Pinpointing food sources is the key to hunting success. The rest can be relatively easy. Use white camo in snow. Set out as many decoys as possible when field hunting and place a string of decoys downwind from the bulk of your spread. Incoming birds will swing upwind and follow the decoys to the main spread. Wary geese having seen a lot of hunting pressure can be difficult to decoy into shotgun range. Some savvy hunters lay 40 yards downwind from the blocks to intercept geese that swing out of gun range from the spread. Deadly concealment is achieved by using a layout blind. For winter hunts blinds are very warm and comfortable, waterproof and the adjustable back support is worth a million bucks when you want to take a nap. Use calls, but not too loudly or aggressively. Some winter hunters stop calling when birds are 400 yards from the decoys. More often than not, morning hunts are the most productive and when you overshoot or “burn up” a field, refocus your energies on scouting a new hunting hot spot.

Positioning decoys to attract smart birds is an art. Some field layouts draw birds like a magnet, while other spreads seem to cause birds to be alarmed and they flare when they get a good look at the decoys. Try to place stand-up heads on the outside of the spread facing toward the center, as if they are walking to the center to join the feeding spree. Don’t make the common mistake of setting decoys too close together. Try placing several close together, giving a few yards spacing, and then stringing a couple decoys between each flock, to imitate family groups. Full body goose decoys are expensive to buy but they will often cure your problems with birds that are decoy shy.

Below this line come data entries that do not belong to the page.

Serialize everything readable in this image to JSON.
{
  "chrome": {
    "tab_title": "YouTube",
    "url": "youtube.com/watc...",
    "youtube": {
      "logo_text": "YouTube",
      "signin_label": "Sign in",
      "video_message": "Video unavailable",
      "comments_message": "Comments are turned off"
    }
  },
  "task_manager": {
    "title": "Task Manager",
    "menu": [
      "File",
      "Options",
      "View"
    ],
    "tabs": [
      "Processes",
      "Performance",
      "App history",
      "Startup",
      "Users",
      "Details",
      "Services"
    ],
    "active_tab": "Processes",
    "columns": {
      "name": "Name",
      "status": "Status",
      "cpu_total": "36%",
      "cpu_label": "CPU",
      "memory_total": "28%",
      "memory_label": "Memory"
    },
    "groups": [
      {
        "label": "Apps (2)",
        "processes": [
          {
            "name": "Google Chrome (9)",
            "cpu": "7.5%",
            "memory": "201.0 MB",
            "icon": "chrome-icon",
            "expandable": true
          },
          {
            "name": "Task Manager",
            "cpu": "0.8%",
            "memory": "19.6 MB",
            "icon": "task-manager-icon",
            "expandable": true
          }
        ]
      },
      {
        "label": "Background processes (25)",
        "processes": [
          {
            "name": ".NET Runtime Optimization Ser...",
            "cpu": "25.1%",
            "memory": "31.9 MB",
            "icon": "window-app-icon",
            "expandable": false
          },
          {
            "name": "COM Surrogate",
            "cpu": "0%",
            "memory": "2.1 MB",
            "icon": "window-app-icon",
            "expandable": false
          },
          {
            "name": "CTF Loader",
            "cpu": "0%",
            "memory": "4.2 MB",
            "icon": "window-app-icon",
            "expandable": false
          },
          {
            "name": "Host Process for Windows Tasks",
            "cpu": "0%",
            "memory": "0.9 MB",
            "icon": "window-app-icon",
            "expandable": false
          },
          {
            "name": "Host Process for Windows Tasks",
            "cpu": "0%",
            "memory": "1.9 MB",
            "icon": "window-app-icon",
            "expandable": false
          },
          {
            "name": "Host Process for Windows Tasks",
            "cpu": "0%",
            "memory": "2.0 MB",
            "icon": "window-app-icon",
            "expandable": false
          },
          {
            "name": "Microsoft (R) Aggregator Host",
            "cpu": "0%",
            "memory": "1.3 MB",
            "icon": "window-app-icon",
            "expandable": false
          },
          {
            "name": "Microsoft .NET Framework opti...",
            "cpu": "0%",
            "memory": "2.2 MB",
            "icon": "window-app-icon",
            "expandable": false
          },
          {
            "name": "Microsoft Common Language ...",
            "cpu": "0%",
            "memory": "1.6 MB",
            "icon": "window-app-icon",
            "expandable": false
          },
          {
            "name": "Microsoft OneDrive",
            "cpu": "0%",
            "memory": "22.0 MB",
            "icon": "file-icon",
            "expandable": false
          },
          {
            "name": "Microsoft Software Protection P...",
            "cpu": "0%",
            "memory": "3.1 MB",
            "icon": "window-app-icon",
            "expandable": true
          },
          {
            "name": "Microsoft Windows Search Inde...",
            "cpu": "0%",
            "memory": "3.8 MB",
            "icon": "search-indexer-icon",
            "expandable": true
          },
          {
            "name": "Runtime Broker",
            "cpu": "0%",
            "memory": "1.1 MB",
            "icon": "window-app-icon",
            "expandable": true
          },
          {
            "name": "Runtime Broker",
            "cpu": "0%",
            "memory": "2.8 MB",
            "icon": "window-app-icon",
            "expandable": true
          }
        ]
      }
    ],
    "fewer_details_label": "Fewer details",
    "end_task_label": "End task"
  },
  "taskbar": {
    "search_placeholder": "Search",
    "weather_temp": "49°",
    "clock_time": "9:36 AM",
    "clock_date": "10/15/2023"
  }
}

Last winter I joined a group of hunters on the Grand River near Lansing. We bagged plenty of ducks and some geese to boot. The secret to our success was simple. Our guide found birds resting where the river forms a side channel swamp, highlighted by a shallow sand bar. Birds preferred to rest along the sand bar. We placed several floating decoys in the side current and put sleeper shells and resting full body decoys on the sand bar. The spread looked like relaxed birds, resting between meals. We used no stand up decoys, period. Ducks swarmed the spread at dawn, cupping wings and landing in our floaters. Come noon geese returning from nearby fields would circle overhead, swing downwind, drop landing gear and drop into decoys set near shore. We had an exciting hunt, perhaps the best of the year…. the kind of action that you would not want to miss, especially if you want to celebrate the coming of a new year.